Creating a co-operative economy
While the politicians prepare their circus acts, the real news on economic matters in Great Britain comes from Scotland. There, a four year-old co-operative development group is successfully establishing employee-managed firms. This group can advise for a range of alternatives, from start-ups to employee buy-outs of firms ready for transition of ownership. Scottish government development funds finance them and over the years they have assisted a host of thriving firms and have gained valuable experience creating ventures that provide for economic sustainability.
If Labour (or the Conservatives) really wanted to tackle economic development and not simply pose with a half-baked idea, they would fund replications of Co-operative Development Scotland in all major British cities. This act alone would not solve all the problems of an economy facing the worst prospects in generations, but it is at least a start. It would be a real demonstration that there are alternatives to another financial bubble economy. And it would place the focus on local economic development as the prime response to strengthening initiatives to deal with climate change and food security issues.

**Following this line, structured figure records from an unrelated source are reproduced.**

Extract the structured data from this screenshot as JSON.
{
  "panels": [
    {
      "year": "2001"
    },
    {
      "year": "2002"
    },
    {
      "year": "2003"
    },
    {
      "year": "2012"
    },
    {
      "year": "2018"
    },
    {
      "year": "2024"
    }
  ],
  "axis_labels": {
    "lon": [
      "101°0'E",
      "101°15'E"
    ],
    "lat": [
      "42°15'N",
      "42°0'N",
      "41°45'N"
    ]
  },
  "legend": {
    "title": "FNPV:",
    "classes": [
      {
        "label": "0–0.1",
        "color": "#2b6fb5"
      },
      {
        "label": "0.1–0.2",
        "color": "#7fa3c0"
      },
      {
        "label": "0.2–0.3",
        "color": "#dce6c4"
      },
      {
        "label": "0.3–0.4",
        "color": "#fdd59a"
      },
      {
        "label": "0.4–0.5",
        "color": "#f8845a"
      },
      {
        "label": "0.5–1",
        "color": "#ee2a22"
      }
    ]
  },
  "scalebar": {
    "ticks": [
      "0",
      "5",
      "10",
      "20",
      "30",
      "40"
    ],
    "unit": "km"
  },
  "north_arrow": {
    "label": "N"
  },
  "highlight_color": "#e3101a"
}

Funding local co-operative development agencies should also be considered a viable program for the US to adopt. The Obama administration has restored Bush’s cutbacks to the Cooperative Rural Development Grant Program, and in the current budget will double its funds. This granting program has proved effective in strengthening rural economic development. The next step would be to create an urban equivalent maybe modeled after the Dept of Commerce Minority Business Development Agency. Co-op projects already underway in the Bronx, Cleveland, Detroit, Milwaukee and Chicago, to name the most prominent and recent examples, demonstrate the viability of this approach. Isn’t it time for the federal government to recognize these accomplishments and fund more of them?